Çarşamba

Evrencikler: Bütünlüksüz Yazı

Bugün Shakespeare'de Hamlet okurken, hayaletler konusu açıldı ve bunu paralel ve kesişen evrenler konusu takip etti. Öğretmene göre -ki çok mantıklı duyuluyordu- sonsuzluk içinde sonsuz olasılığı barındırıyorsa gerçekten, birçok evrenin olması çok muhtemel. (Kendisi birazdan bahsedeceğim çok güzel sorular sordu.) Ama sonsuzun sonsuzluğa sığmasının tek yolu kesişmekse, o zaman bazen olan o garip şeyler belki de bizim algılayamadığımız kesişimlerdir.
Bu garip şeyler zaman zaman mass hysteria olarak açıklanabilir. Mass hysteria, şartlanmaktan daha öte bir şey olabilir mi? Birlikte çok zaman geçiren ya da sadece algısal olarak daha açık olan insanlar basitçe yanındakinin algıladığını birebir algılıyor olabilir mi? (Bu benim sorum.)
Kendimi algısal olarak tamamen açtığım birinin ben sadece kötü hissediyorken bile (keskin ve belirli bir acıdan çok yaygın bir hüzün gibi) fiziksel temasa geçmesi beni gözle görülür derecede rahatlatıyor. Bunun yanında uzakta hastayken ya da keskin bir üzüntü duyduğunda da o süre boyunca benim de nedensiz yere kötü hissedip sonradan öğrendiğim oldu.

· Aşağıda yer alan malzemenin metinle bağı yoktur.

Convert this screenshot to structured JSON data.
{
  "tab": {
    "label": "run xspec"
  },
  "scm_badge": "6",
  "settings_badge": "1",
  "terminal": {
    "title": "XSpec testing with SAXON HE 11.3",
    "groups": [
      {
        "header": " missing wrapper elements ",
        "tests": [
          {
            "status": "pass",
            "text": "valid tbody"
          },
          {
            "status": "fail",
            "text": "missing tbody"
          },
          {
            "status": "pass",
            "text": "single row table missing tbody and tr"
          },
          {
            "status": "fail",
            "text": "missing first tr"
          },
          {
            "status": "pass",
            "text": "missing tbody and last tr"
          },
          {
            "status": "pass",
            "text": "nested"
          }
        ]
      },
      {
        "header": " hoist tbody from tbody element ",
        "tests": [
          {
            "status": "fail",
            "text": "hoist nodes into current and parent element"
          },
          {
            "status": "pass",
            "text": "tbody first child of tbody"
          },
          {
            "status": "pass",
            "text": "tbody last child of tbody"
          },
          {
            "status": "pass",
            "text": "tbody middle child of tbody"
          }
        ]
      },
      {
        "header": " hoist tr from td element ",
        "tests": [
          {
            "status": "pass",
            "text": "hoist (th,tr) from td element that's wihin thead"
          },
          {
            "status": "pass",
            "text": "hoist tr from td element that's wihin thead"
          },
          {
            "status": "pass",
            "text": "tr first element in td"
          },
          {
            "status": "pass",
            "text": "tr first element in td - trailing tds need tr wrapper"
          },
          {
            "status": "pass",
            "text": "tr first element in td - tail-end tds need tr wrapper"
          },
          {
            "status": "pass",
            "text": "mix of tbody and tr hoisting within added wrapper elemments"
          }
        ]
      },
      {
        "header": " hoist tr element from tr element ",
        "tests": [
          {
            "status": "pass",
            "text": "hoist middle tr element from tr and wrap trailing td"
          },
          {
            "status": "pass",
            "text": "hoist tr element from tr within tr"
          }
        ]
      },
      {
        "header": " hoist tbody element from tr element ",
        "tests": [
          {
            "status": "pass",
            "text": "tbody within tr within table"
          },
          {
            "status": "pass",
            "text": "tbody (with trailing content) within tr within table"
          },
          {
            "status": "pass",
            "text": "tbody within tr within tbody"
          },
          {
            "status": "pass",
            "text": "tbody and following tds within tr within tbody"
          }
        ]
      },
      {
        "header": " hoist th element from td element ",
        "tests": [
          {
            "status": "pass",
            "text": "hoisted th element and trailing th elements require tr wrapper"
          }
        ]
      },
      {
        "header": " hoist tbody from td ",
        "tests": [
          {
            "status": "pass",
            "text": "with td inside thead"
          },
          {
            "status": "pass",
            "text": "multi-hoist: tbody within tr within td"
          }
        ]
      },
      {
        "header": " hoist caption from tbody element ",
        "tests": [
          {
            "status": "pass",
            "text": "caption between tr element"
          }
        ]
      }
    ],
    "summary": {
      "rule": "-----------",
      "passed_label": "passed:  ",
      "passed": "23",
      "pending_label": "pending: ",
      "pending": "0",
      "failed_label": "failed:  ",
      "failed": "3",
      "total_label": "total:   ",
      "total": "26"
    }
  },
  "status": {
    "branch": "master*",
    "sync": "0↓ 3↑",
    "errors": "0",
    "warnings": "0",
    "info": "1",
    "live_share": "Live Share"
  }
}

Bunun sürekli olmaması, belki de sadece biraz hassas olduğumu gösterir. Ama ya başka bir evrendeki Name olanları biliyorsa ve buradaki Name'in üzerindeki etkisi buysa? (Bu öğretmenin sorusu.) Ya da her fikrimizi değiştirdiğimizde bu, diğer evrenciklerdeki bizlerin bizim üzerimizdeki etkisiyse? Mesela öylesine yapılmış o kadar çok seçim var ki. Aynı yere çıkan iki sokaktan hangisinden yürüyeceğin. O su şişesi mi yanındaki mi. O kalem mi bu kalem mi. Önce mi diş fırçalamalısın sonra mı. Gibi.
Bence görmesek de diğer evrenciklerde izimizi bırakıyoruz. Onlar da bizim evrenciğimizde izlerini bırakıyorlar. Kim bilir, belki bir evrende yer çekimi ancak bilim kurgularda görülebilen bir şeydir. Ya da belki bir evrende her şey gerçekten toz pembedir o nedenle toz pembe deyiminin hiçbir anlamı yoktur.